There was a woman with a stripe of gray in her curly black hair, thick red suspenders holding up baggy corduroys. She had a rag in her hand, and when she smiled, she was missing a front tooth. Cal reared back. He couldn’t help it. No doubt this woman had lived out here for a long time.

 

Cal accidentally brushed past a heavyset man, about his own age, who stepped back with a sneer. That was the only rudeness he encountered, and Cal couldn’t hold a grudge: he and Frida had invaded their space.

 

A guy with dreads so blond they were almost colorless muttered to his friend, “Would you look at that.” He pointed to Cal’s chest.

 

Peter turned around and began walking backward. “You do a lot of mushroom hunting, Cal?” he asked.

 

“I guess.”

 

“Your shirt,” he said.

 

“You knew the Millers?”

 

Peter frowned. “Who?” He spun back around and kept walking.

 

People had begun to come up to him and Sailor.

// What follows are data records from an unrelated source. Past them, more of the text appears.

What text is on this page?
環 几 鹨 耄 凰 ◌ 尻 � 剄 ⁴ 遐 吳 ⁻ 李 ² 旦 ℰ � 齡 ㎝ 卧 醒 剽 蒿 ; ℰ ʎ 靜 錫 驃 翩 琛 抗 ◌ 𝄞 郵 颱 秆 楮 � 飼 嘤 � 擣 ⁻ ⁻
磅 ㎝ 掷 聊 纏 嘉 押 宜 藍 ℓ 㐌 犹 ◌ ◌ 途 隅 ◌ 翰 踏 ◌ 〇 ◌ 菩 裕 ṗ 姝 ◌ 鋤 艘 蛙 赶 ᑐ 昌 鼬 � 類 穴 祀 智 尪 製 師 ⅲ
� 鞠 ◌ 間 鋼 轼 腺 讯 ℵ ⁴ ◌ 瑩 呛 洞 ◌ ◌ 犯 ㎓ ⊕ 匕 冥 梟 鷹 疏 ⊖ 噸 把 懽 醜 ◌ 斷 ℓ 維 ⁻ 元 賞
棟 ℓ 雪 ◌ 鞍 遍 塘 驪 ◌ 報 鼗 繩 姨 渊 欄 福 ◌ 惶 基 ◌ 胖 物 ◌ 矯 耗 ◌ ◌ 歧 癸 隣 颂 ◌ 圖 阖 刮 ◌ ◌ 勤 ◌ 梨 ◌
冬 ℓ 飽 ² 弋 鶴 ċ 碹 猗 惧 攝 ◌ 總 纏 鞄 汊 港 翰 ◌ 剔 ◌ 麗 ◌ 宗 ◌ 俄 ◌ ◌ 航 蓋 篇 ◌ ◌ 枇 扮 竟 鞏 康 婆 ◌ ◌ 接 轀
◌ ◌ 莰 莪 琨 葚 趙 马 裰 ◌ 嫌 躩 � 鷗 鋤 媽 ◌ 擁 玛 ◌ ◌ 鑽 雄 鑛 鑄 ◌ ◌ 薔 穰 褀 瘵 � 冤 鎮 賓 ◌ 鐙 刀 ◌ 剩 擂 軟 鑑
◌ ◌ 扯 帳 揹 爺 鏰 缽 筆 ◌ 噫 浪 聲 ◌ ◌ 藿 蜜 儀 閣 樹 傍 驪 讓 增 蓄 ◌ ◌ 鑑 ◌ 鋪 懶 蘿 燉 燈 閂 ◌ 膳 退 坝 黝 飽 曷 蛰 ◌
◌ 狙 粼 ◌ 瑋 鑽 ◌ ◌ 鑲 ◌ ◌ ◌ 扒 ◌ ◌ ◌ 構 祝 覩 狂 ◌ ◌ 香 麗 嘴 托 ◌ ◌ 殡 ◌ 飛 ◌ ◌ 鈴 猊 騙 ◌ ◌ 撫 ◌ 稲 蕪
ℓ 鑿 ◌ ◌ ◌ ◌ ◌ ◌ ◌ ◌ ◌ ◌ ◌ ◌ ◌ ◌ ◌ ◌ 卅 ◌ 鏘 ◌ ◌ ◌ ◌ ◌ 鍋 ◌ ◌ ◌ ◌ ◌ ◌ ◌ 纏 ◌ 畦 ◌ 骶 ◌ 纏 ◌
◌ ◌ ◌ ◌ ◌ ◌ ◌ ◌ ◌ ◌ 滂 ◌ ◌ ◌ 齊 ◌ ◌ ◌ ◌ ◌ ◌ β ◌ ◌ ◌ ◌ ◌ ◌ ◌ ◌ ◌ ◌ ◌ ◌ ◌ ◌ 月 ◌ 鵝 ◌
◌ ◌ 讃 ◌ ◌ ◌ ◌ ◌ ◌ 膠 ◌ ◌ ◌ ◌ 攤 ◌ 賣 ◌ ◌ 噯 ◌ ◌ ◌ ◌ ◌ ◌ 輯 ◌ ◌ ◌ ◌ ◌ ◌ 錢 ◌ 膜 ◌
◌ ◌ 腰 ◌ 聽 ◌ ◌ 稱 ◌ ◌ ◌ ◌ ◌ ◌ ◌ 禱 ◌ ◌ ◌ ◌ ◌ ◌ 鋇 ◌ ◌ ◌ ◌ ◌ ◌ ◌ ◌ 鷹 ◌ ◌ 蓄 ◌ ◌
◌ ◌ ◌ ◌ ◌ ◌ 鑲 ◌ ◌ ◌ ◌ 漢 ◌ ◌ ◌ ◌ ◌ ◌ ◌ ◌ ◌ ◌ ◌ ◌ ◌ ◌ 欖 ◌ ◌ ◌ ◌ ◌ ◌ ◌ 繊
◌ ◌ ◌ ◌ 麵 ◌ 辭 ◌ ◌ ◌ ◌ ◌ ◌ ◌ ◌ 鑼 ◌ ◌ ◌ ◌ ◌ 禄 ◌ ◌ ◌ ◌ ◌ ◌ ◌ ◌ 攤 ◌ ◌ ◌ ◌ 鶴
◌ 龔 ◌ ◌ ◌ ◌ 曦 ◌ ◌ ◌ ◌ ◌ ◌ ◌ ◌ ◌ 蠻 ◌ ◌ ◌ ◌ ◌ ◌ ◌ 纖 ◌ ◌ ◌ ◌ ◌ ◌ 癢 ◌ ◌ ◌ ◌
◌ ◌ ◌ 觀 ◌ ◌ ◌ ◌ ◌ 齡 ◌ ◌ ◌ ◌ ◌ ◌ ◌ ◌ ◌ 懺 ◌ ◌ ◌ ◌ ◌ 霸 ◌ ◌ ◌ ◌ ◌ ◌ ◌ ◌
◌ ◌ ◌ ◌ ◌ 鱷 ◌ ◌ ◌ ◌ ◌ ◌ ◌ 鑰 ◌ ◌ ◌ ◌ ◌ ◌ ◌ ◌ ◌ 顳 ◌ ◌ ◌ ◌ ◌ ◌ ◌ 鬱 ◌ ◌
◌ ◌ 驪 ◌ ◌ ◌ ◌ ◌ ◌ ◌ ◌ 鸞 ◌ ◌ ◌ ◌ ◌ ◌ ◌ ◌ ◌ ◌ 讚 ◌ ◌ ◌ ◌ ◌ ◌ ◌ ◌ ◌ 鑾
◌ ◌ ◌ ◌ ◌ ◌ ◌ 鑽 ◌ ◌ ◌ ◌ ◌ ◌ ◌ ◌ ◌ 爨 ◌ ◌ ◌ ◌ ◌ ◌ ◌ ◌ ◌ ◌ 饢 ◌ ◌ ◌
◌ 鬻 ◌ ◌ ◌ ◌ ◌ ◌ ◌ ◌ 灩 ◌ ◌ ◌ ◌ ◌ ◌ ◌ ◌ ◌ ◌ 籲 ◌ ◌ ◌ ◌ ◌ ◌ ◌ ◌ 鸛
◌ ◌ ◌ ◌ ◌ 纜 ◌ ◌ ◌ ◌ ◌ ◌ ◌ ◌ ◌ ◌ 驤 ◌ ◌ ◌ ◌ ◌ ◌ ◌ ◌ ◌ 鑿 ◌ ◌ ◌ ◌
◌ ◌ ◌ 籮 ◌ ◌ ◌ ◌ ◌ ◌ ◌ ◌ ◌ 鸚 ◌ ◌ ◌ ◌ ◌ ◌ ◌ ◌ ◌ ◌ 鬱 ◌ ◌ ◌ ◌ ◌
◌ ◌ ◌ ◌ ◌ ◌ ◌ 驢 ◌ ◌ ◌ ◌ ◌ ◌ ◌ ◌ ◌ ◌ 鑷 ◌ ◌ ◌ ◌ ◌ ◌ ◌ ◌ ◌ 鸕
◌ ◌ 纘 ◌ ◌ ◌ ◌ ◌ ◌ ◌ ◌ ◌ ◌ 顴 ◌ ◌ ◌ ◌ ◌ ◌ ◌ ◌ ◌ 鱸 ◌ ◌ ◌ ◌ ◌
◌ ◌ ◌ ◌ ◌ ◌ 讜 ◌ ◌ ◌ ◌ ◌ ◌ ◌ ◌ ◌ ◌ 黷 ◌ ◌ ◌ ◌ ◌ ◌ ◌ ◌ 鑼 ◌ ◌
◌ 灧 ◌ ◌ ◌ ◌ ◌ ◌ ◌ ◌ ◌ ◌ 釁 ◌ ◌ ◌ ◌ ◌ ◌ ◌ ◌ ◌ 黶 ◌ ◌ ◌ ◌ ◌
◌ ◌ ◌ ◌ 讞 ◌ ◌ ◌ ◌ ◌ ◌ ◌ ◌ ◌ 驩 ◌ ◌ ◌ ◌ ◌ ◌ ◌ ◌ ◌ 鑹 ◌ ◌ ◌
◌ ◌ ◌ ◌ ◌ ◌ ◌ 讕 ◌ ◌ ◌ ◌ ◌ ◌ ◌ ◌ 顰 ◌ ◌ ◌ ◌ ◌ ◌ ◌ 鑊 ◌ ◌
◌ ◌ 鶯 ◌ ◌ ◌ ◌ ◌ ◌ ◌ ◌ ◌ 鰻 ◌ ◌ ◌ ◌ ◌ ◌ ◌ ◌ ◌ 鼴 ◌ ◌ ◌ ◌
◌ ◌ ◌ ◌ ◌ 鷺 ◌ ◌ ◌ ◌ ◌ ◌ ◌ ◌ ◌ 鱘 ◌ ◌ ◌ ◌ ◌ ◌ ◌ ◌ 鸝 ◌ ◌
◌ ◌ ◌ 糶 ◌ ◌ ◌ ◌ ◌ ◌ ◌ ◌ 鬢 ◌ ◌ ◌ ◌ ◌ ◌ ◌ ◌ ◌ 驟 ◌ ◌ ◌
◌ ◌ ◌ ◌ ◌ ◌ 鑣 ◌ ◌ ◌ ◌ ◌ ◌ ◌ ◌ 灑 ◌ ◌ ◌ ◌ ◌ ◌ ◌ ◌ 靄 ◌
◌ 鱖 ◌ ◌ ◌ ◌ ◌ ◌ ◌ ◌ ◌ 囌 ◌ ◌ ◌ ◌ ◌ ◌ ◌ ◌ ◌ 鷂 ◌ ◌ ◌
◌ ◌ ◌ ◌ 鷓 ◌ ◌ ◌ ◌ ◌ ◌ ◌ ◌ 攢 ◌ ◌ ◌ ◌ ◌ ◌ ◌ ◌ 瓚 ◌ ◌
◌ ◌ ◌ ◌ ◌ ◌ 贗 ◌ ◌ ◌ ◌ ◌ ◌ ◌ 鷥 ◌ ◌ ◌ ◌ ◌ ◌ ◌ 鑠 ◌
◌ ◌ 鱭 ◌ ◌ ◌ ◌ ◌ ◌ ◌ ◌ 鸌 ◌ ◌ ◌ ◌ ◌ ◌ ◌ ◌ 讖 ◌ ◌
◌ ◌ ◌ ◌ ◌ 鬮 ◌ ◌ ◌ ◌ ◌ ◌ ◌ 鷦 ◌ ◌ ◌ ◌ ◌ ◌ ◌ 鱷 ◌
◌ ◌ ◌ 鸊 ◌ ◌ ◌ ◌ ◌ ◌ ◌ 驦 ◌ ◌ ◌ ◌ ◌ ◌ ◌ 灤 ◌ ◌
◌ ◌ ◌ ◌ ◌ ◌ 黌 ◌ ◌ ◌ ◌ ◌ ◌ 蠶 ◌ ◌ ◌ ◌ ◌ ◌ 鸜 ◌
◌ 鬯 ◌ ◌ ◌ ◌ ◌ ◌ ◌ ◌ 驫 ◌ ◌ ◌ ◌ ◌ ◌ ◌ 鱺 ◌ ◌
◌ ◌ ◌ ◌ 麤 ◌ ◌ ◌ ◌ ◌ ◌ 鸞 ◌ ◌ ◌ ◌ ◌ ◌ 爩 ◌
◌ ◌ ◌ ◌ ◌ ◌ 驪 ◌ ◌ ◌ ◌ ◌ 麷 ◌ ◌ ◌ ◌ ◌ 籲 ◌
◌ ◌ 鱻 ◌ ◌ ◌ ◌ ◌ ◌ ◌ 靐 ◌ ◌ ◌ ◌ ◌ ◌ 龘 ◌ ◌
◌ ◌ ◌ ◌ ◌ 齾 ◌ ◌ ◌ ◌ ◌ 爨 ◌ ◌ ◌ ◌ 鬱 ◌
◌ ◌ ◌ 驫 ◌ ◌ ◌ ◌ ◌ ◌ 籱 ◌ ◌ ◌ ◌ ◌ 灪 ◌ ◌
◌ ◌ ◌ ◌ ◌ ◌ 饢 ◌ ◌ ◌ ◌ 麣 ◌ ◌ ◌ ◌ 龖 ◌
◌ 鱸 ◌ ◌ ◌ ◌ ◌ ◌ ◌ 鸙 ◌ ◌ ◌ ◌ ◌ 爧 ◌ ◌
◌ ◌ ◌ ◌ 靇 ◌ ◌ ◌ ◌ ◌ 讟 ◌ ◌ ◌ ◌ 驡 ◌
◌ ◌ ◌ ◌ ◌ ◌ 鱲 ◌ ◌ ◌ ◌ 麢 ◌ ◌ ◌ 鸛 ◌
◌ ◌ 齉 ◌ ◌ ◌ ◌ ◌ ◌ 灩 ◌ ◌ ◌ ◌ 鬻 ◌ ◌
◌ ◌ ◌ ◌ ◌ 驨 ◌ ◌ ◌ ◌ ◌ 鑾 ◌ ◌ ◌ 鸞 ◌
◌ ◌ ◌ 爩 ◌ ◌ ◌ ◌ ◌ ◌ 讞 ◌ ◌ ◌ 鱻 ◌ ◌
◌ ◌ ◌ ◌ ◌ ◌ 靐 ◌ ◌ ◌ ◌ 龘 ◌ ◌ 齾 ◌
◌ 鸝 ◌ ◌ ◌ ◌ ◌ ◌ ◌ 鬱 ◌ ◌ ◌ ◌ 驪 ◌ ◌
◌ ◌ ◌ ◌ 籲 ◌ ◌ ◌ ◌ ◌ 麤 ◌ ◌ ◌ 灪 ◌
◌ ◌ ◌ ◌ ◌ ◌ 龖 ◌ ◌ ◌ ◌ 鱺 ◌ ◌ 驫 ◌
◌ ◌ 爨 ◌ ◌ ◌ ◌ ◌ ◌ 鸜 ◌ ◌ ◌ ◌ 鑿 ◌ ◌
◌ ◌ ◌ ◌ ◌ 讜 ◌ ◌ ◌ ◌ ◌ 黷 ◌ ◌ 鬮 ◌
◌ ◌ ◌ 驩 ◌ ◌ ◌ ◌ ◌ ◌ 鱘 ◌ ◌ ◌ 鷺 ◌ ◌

They were asking the same question— Who? Who are they?—and pointing at Frida and Cal.

 

A woman stepped into Sailor’s path and asked, “Who let them in?”

 

“You’ll see, Pilar,” Sailor said. He cupped his hands around his mouth and yelled, “Someone get Mikey!” The woman in the suspenders took off running down the path.

 

“Who’s Mikey?” Cal asked. “Do you mean August?”

 

Peter stopped walking and turned back to Cal. “You better hold her.”

 

“Me?” Frida said. “Are you about to sacrifice me or something?”